Eyes shut for a few long moments, and she murmurs, “It made you have a bargain to be here. I may have to change my ways." The rumble of her heartbeat is still slow, thoughtful, dark in its melodies strummed at barely audible levels.
“Must I tell them you are not here to bargain with them, when you are on holiday?"
Sorry, Dormammu, we’re busy. Shut the gate on your way out?
*
“No…I’ll just flip them the bird and shut the cabin door and come back here," he murmurs with a sleepy chuckle. He’s still so drowsy; for some reasons, naps are much harder to emerge from in comparison to sleep. “And I made no new bargain. I have the mantle, I guard this reality. No new promise there…”

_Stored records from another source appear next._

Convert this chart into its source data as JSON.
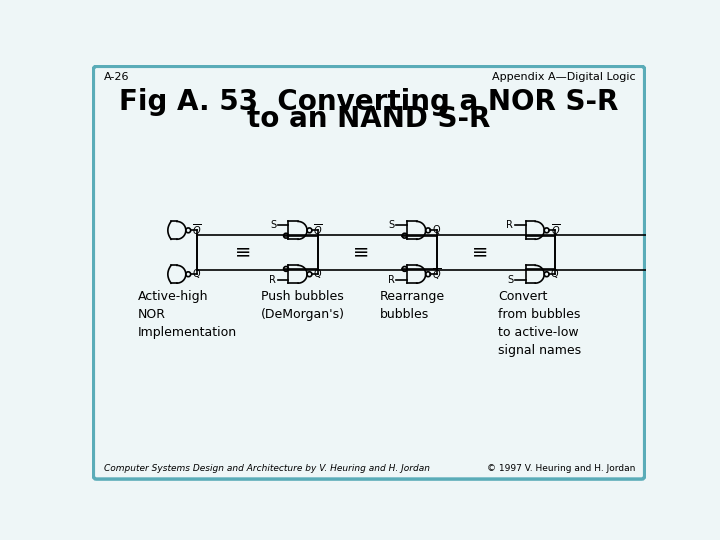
{
  "bg_color": "#eef6f7",
  "border_color": "#5aacb8",
  "title_line1": "Fig A. 53  Converting a NOR S-R",
  "title_line2": "to an NAND S-R",
  "header_left": "A-26",
  "header_right": "Appendix A—Digital Logic",
  "footer_left": "Computer Systems Design and Architecture by V. Heuring and H. Jordan",
  "footer_right": "© 1997 V. Heuring and H. Jordan",
  "labels": [
    "Active-high\nNOR\nImplementation",
    "Push bubbles\n(DeMorgan's)",
    "Rearrange\nbubbles",
    "Convert\nfrom bubbles\nto active-low\nsignal names"
  ],
  "equiv_sign": "≡",
  "title_fontsize": 20,
  "header_fontsize": 8,
  "footer_fontsize": 6.5,
  "label_fontsize": 9,
  "gate_color": "black",
  "lw": 1.2
}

With a series of shifts, he manages to draw her closer still — though do note the draw away of socked feet from boots; he just discovered that they were wet and cold still. His nose ends up resting against the outer line of her neck, though this changes to allow him to tuck his chin beneath her ear. Hopefully she can still breathe, so enfolded within his capturing hold!
"This is a holiday," punctuated by a soft kiss to the outer curvature of the shell of her ear.